In a rather humorous story relayed by Peter King in his Monday Morning Quarterback column, the Cleveland Browns reportedly called DE Cameron Jordan on Saturday instead of TE Jordan Cameron. The excerpt from King's column is after the jump, along with how King felt about the Browns' first-round trade.
On Calling the Wrong Person:
I've got a great story for you to lead the draft weekend column:
When Cal defensive end Cameron Jordan was taking a tour through his new business home -- the New Orleans Saints practice facility in Metairie, La. --on Saturday, his cell phone rang.
"Hi,'' said the voice on the other end. "Jordan? This is the Cleveland Browns ... '' The call was for some biographical information.
"Uh, yeah, this is Cameron Jordan,'' he said. "But the Saints already picked me.''
There was an awkward pause, and Cameron Jordan said: "I think you mean Jordan Cameron, you're looking for Jordan Cameron. That's not me.''
Cameron Jordan, the 24th pick in the draft, then hung up the phone. The Browns actually picked the right person -- USC tight end Jordan Cameron and had phoned him to tell him the good news -- and this was the call back to get biographical information from him.
Well, they do have something in common: They're both from the Pac-10.
I am a bit unclear if this means the Browns made the mistake on their second phone call attempt to the tight end, or if this was the first time they tried to contact him. Either way, I'm sure it was a really awkward moment for both parties involved.
On the Browns' First-Round Trade and Overall Draft:
• In Cleveland, GM Tom Heckert didn't try to outthink himself. Nine out of 10 general managers in the league would have done what Heckert did in moving down 21 spots in the first round for five picks combined in the first four rounds of this and next year's draft. That allowed the Browns to take a defensive tackle for a weak line (Baylor's Phil Taylor), a big receiver (Greg Little of UNC) for a weak position group, and the most interesting fullback in the draft, the versatile Owen Marecic from Stanford. And Heckert used his own second-rounder for an edge rusher, Sheard. And the Browns are now one of two teams with two first-rounders next year.

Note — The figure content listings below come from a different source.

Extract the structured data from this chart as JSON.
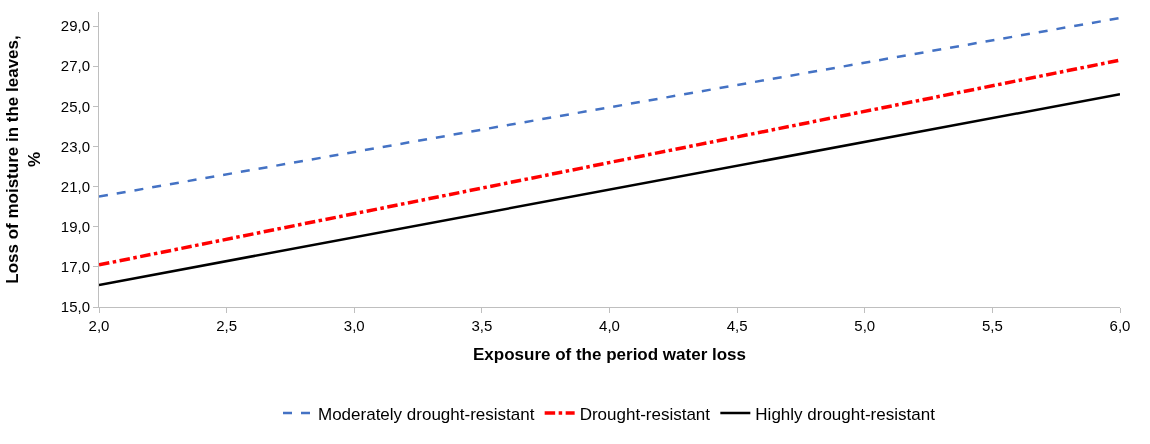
{
  "chart_data": {
    "type": "line",
    "xlabel": "Exposure of the period water loss",
    "ylabel": "Loss of moisture in the leaves,\n%",
    "x": [
      2.0,
      6.0
    ],
    "series": [
      {
        "name": "Moderately drought-resistant",
        "color": "#4472c4",
        "line_style": "dashed",
        "values": [
          20.5,
          29.4
        ]
      },
      {
        "name": "Drought-resistant",
        "color": "#ff0000",
        "line_style": "dashdot",
        "values": [
          17.1,
          27.3
        ]
      },
      {
        "name": "Highly drought-resistant",
        "color": "#000000",
        "line_style": "solid",
        "values": [
          16.1,
          25.6
        ]
      }
    ],
    "xlim": [
      2.0,
      6.0
    ],
    "xticks": [
      {
        "value": 2.0,
        "label": "2,0"
      },
      {
        "value": 2.5,
        "label": "2,5"
      },
      {
        "value": 3.0,
        "label": "3,0"
      },
      {
        "value": 3.5,
        "label": "3,5"
      },
      {
        "value": 4.0,
        "label": "4,0"
      },
      {
        "value": 4.5,
        "label": "4,5"
      },
      {
        "value": 5.0,
        "label": "5,0"
      },
      {
        "value": 5.5,
        "label": "5,5"
      },
      {
        "value": 6.0,
        "label": "6,0"
      }
    ],
    "ylim": [
      15.0,
      29.7
    ],
    "yticks": [
      {
        "value": 15,
        "label": "15,0"
      },
      {
        "value": 17,
        "label": "17,0"
      },
      {
        "value": 19,
        "label": "19,0"
      },
      {
        "value": 21,
        "label": "21,0"
      },
      {
        "value": 23,
        "label": "23,0"
      },
      {
        "value": 25,
        "label": "25,0"
      },
      {
        "value": 27,
        "label": "27,0"
      },
      {
        "value": 29,
        "label": "29,0"
      }
    ],
    "legend": "bottom",
    "marker": "none"
  }
}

The debate for the Browns -- and it wasn't much of one, really -- was whether they should take a very good receiving prospect (Julio Jones) or take five prime picks to re-shape the roster in the 4-3 defensive image and West Coast offensive image of the Mike Holmgren regime. So it wasn't hard to work out the details of the deal with Atlanta. "Everyone here was excited about the ability to add multiple players with high picks,'' Heckert said. "We have holes to fill, like all teams do, and where we're at as a franchise, we need players. Lots of players. Atlanta was in a different place than we were were."